RMT union members working on the Piccadilly line have voted in favour of industrial action over a series of unresolved disputes.
Barely a week seems to go by without the seemingly ever-present rumble of discontent from the transport unions and this latest announcement is actually a Pandora's box of industrial action. Accompanying the Piccadilly line drivers in their strike, drivers on the Metropolitan, Hammersmith & City and Circle lines have also voted for industrial action. And it doesn't end there.
Cleaners on the underground who are employed by ISS have voted overwhelmingly for strike action in a dispute over pay and conditions. The RMT says LU has failed to pay the London Living Wage, abuse sickness and attendance procedures and have extended unpaid breaks. Meanwhile, electricians and engineers working for tube contractor Mitie have voted for strike action in a separate dispute over redundancies and working conditions. RMT general secretary Bob Crow said:
“Drivers across a whole swathe of the underground network have voted by massive majorities for industrial action in separate disputes which represent unilateral attacks by the company on working conditions, agreements and procedures.
“The outcome of these separate ballots will now be considered by RMT’s executive but the message could not be clearer – RMT is stepping up the fight to protect agreements, jobs and working conditions across the whole of London and to eliminate the scourge of poverty pay on cleaning contracts.”

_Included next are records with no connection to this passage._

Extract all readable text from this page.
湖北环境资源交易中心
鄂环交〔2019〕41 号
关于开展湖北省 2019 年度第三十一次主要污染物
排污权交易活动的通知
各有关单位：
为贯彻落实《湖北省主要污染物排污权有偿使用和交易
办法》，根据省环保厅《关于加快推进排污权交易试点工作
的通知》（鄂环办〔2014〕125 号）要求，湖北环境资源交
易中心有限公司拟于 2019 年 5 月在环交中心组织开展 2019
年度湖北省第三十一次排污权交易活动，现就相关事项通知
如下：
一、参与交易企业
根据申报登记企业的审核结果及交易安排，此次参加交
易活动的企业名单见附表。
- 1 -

No doubt this news will again fuel the debate over banning of tube strikes, which occupied the London Assembly Conservatives in April. A Jubilee line strike planned in March was called off a couple of days before it was due to go ahead. Just like the story, the last thing in the box is hope. Piccadilly Line manager Phil O'Hare said:
"We urge both parties to work together to resolve this matter through constructive discussions and without the threat of industrial action."